Гена облегченно вздохнул:
– Ну ладно, а бар какой-нибудь деревенский или заправка есть здесь рядом?
– Зачем вам заправка?
– Да сигарет купить, вот зачем! На заправках продаются сигареты?
– Продаются, но… неужели вы совсем не хотите потерпеть?
– Да сколько можно терпеть-то! Я со вчерашнего дня не курил!
– У нас так мало времени, я не знаю… В этом районе… У меня должна быть карта в перчаточном ящике, вас не затруднит мне ее передать?
– Не затруднит, – буркнул Гена, полез в бардачок и увидел там красно-белую картонную пачку с надписью «Marlboro».
– Можно? – радостно выпалил он. Соня густо покраснела. Для японки это выглядело особенно забавно.
– Не знаю… Это… это не мое… это… это, наверное, моя подруга оставила…
– Ну ладно, она не обидится, я возмещу, – торопливо пробормотал Гена, открывая, почти разламывая пачку. Сигарета в пачке была одна. Вернее, там было примерно три четверти сигареты – бумага на кончике была закручена колбаской, а вместо фильтра вставлена свернутая короткой трубочкой тонкая картонка. Гена присвистнул.
– Странная такая сигарета… – ухмыльнулся он.
– Она, наверное, плохая, – промямлила Соня, нервно покусываю нижнюю губу – Может быть, ее лучше выбросить?..
– Ага, выбросить… Не дождетесь. Табак-то там хоть есть? Правда, курить очень хочется…
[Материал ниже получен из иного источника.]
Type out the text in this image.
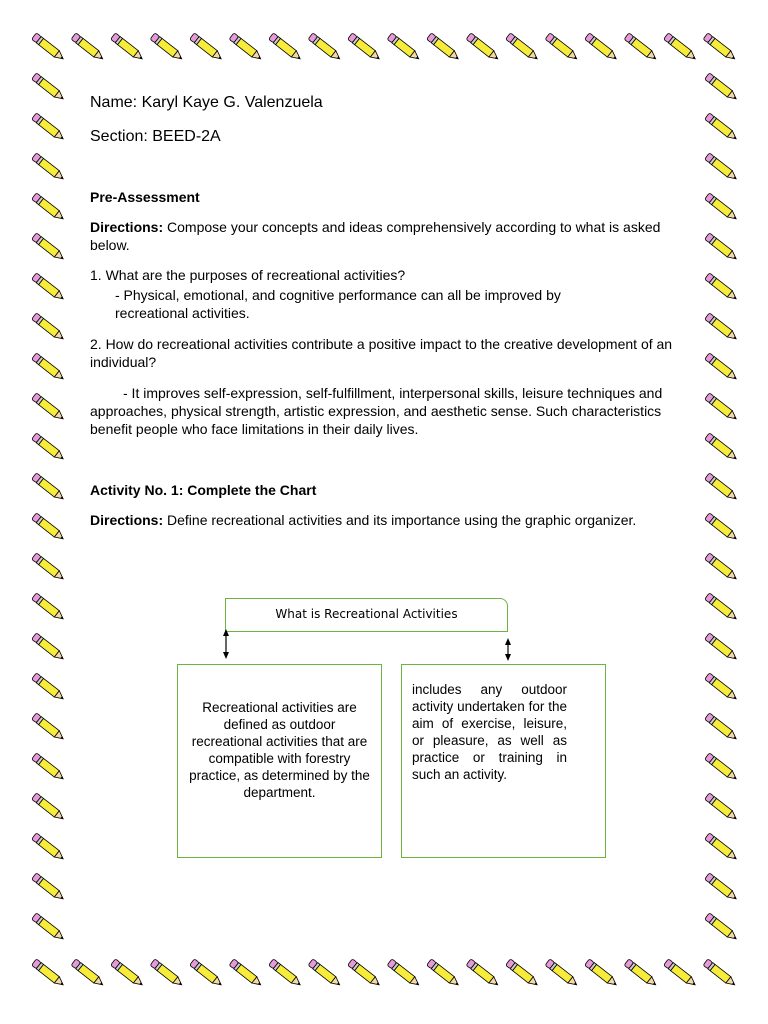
Name: Karyl Kaye G. Valenzuela
Section: BEED-2A
Pre-Assessment
Directions: Compose your concepts and ideas comprehensively according to what is asked below.
1. What are the purposes of recreational activities?
- Physical, emotional, and cognitive performance can all be improved by recreational activities.
2. How do recreational activities contribute a positive impact to the creative development of an individual?
- It improves self-expression, self-fulfillment, interpersonal skills, leisure techniques and approaches, physical strength, artistic expression, and aesthetic sense. Such characteristics benefit people who face limitations in their daily lives.
Activity No. 1: Complete the Chart
Directions: Define recreational activities and its importance using the graphic organizer.
What is Recreational Activities
Recreational activities are defined as outdoor recreational activities that are compatible with forestry practice, as determined by the department.
includes any outdoor activity undertaken for the aim of exercise, leisure, or pleasure, as well as practice or training in such an activity.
Если бы Гена не хотел курить так сильно и давно, он бы, конечно, никогда не стал бы рисковать. Во-первых, ответственная встреча, а во-вторых, жизнь в государстве, где запрет на любую связь с каннабиолом являлся колоссальным источником доходов винтиков государственной машины, приучила его не выказывать либерализма к косякам в присутствии незнакомцев; в случае, когда винтики должным образом не подмазывались, машина съедала любителей неалкогольного восприятия реальности.
– Есть там табак?
Соня неопределенно пожала плечами:
– В каком смысле?
– Да ладно, не мнись, все свои, вижу, что есть. Вообще почти один табак. Там гашиш? А то подсунете крэк какой-нибудь, я в газетах читал… Ну колись, колись, у тебя на лице все написано… гашиш?
Соня кивнула:
– Совсем чуть-чуть, – и добавила: – Может, лучше не надо, потом…
– Да лучше потом, но курить-то хочется сейчас. Как я, по твоему, табак-то отделю… Прикуриватель работает?
– Работает.
Гена посмотрел на свои часы и понял, что время на них – без двадцати одиннадцать – московское, вечернее. Зелененькие электронные часики на панели под лобовым стеклом показывали десять сорок.
– Нам во сколько нужно быть там?
– Встреча назначена на одиннадцать пятнадцать. Вы уверены, что с вами все будет в порядке?
– Уверен, – Гена глубоко затянулся, – или не уверен – какая разница. Да не волнуйся, я выспался, поел – сильно не торкнет.
Докурив сигарету до фильтра так, что она погасла сама. Гена на минуту задумался.
– Слушай, – сказал он, – а Монтерей отсюда далеко?
– Да нет, – ответила Соня, – рядом. А что? У вас там друзья?
– Друзья… – пробормотал Гена, устраиваясь в кресле поудобнее, чтобы расслабиться.
Минут через пять торкнуло, правда несильно, но все-таки торкнуло – вместе с чувством глубокого удовлетворения никотинового голода появилось внимание к несущественным деталям. Например, Гена обнаружил, что из его рукава торчит кончик картонной бирки – их было так много на одежде, что обрезать все у Кости не хватило терпения. Гена потянул за кончик и вытащил черную карточку с белыми, похожими на паучков вензелями в виде кириллической буквы "я" и симметрично к ней прилепленной отраженной кириллической буквы "я" в разомкнутом круге лаврового венка и надписью латиницей «Cerrutti 1881». Он почему-то заметил, что восьмерки были похожи на сдвоенные нули. Гена откусил пластиковую нить, державшую картонку за рукав, и, покрутив ее в руках, положил в нагрудный карман рубашки – все карманы пиджака были зашиты.
Еще одна несущественная деталь всплыла у него в голове. Он немного поразмыслил, не пробило ли его просто-напросто на измену, но решил, что так быстро – вряд ли.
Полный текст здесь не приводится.